According to pipenv official documentation:

sync

pipenv sync [OPTIONS]

Installs all packages specified in Pipfile.lock.

install

pipenv install [OPTIONS] [PACKAGES]...

Installs provided packages and adds them to Pipfile, or (if no packages are given), installs all packages from Pipfile.

--ignore-pipfile Ignore Pipfile when installing, using the Pipfile.lock.

Is it safe to assume pipenv sync and pipenv install --ignore-pipfile are identical without any hidden drawbacks?

More background: I was using --system flag to install the python packages to the system since I don't care about isolated environments in a docker container. However --system flag is unavailable for pipenv sync (See github issue), so I figured pipenv install --system --ignore-pipfile might be a viable hack.

Upvotes: 13

Views: 13967

Answers (4)

Marco Massenzio
Marco Massenzio

Reputation: 3012

Not sure whether it was added after you posted this question, but the documentation does address this very question (although, to be fair, it's kinda of a "uh?" type of explanation for me...)

FWIW, I believe that sync should have the --system flag too (I'm trying to address the very same issue as you, of building a container, and do not want to maintain two separate files: requirements.txt for the container's system Python, and Pipfile for my dev virtual env).

Your "hack" seems to me currently the only viable option.

Upvotes: 1

N1ngu
N1ngu

Reputation: 3854

You could just go with

pipenv install --deploy

It achieves the same and you can add the --system flag, although you'd better not.

There is no real harm on using a python virtual environment inside a docker image, but there are some subtle benefits.
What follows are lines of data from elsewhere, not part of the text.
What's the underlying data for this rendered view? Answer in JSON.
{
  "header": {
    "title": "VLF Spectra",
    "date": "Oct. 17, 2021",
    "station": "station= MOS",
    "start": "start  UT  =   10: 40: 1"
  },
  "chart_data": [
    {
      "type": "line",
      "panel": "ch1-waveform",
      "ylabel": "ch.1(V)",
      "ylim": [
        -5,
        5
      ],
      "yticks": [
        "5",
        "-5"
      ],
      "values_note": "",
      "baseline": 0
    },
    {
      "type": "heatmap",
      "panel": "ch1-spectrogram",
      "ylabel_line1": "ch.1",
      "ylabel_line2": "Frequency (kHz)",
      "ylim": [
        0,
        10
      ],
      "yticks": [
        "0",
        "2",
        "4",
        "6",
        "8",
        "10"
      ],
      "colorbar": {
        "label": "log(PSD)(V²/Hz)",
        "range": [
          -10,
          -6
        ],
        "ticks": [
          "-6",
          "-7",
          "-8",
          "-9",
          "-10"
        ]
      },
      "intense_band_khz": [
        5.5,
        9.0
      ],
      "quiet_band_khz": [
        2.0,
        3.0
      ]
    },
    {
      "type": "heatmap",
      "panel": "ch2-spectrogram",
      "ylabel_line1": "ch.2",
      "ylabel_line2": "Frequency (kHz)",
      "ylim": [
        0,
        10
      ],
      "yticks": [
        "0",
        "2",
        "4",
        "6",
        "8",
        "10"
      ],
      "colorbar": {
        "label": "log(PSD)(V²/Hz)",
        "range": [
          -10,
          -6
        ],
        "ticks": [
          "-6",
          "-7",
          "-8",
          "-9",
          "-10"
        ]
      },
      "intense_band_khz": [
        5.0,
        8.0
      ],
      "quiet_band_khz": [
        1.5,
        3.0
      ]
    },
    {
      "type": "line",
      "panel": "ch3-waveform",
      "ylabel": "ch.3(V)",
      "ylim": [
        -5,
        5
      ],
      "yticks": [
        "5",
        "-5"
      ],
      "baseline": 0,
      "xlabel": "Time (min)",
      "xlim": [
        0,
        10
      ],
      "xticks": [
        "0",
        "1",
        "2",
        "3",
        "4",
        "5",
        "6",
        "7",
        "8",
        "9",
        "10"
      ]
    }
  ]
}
Pipenv now recommends against system-wide installs https://github.com/pypa/pipenv/pull/2762

Upvotes: 2

En Ouyang
En Ouyang

Reputation: 181

you can see the notes in Advanced usage of pipenv

pipenv install --ignore-pipfile is nearly equivalent to pipenv sync, but pipenv sync will never attempt to re-lock your dependencies as it is considered an atomic operation. pipenv install by default does attempt to re-lock unless using the --deploy flag.

so maybe pipenv install --ignore-pipfile --deploy equal to pipenv sync

Upvotes: 18

sas
sas

Reputation: 7562

Not really an answer (I'd be interested in confirmation as well) but for what it's worth, we've been using

pipenv install --system --deploy --ignore-pipfile

in our Dockerfile with good results.